Several randomized clinical trials and observational cohort studies have examined the use of CPAP in the cerebrovascular disease population for the purpose of improving post-stroke or post-TIA outcomes; in general, these studies have focused on patients in the acute or subacute event setting. The randomized controlled trials have all been relatively small, with sample sizes insufficient to identify changes in outcomes associated with treatment [
40,
42,
43]. The largest of the randomized trials was conducted by Parra et al. [
44] and followed (
N = 126) acute stroke patients with sleep apnea over a 2-year period. The stroke rate was similar in both groups: 3/57 (5.3%) fixed pressure CPAP and 3/69 (4.3%) control (
p = 1.0); however, the mean time from stroke onset to the first cardiovascular event was longer in the CPAP group: 15 months in the CPAP patients versus 8 months in the control patients (
p = 0.044). Two randomized controlled trials evaluated the use of CPAP in subacute stroke patients and reported mixed results, finding improvements in several outcome domains for the CPAP group (e.g., depression) versus usual care, and also no statistically significant differences in several outcomes [
45,
46].
In conclusion, this study identified both a high prevalence (62%) of sleep apnea in a chronic post-stroke and post-TIA population with hypertension and a very low sleep apnea detection rate (9%) for patients in the usual care group.
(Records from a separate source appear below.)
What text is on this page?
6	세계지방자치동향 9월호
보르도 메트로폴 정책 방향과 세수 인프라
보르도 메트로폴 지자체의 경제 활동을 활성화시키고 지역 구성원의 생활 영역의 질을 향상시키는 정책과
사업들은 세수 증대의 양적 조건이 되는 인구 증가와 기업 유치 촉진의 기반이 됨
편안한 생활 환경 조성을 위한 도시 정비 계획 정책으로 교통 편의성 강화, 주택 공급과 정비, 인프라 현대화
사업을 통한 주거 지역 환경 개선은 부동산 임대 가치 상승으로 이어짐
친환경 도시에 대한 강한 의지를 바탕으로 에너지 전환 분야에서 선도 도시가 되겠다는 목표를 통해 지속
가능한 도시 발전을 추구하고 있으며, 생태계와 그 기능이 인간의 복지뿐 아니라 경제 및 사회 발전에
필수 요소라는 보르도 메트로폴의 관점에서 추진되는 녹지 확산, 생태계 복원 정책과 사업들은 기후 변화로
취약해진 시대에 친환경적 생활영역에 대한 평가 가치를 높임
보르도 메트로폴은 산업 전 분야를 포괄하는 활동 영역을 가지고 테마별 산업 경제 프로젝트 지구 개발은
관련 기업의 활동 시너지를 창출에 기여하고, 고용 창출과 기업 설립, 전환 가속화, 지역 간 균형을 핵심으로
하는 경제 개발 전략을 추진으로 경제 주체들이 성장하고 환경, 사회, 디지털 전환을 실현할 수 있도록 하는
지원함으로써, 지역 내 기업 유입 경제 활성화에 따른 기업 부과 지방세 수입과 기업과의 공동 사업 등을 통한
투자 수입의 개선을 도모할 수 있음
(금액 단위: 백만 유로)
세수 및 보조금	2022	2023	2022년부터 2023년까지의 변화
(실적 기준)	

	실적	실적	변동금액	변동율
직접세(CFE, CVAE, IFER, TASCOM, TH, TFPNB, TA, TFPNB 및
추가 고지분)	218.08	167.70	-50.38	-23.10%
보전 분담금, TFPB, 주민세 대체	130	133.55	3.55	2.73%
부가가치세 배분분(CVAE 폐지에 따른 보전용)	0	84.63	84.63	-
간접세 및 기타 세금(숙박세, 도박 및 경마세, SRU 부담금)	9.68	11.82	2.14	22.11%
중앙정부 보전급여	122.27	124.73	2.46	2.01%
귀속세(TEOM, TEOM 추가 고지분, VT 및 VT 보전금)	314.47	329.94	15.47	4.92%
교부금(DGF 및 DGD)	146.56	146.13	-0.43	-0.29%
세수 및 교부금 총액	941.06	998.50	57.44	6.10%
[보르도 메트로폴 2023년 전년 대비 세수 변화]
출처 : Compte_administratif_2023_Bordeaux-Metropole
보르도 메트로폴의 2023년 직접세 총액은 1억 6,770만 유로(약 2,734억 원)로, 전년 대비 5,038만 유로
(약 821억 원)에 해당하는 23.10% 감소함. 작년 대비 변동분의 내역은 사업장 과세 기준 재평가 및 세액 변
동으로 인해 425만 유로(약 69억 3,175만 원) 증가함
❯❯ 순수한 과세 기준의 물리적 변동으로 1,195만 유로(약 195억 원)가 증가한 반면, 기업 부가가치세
This study further demonstrated that in-home diagnostic and treatment strategies can be effectively deployed to supplement sleep medicine services that are provided in a sleep laboratory. Although no published data support the use of CPAP among chronic (as opposed to acute) post-cerebrovascular event patients specifically for the reduction of vascular events, there is considerable evidence to support the treatment of sleep apnea in general to improve a variety of patient outcomes [
35,
47]. Our findings add to the growing literature that suggests that the effect of CPAP on blood pressure is modest and likely only present in patients with uncontrolled hypertension. The study results provide a rationale for using polysomnography to identify sleep apnea among all patients post-stroke or post-TIA given its high prevalence, and suggest that support for CPAP adherence should persist over time, because many patients in the intervention group in this study continued to adapt to CPAP well beyond the first month of receiving a CPAP machine.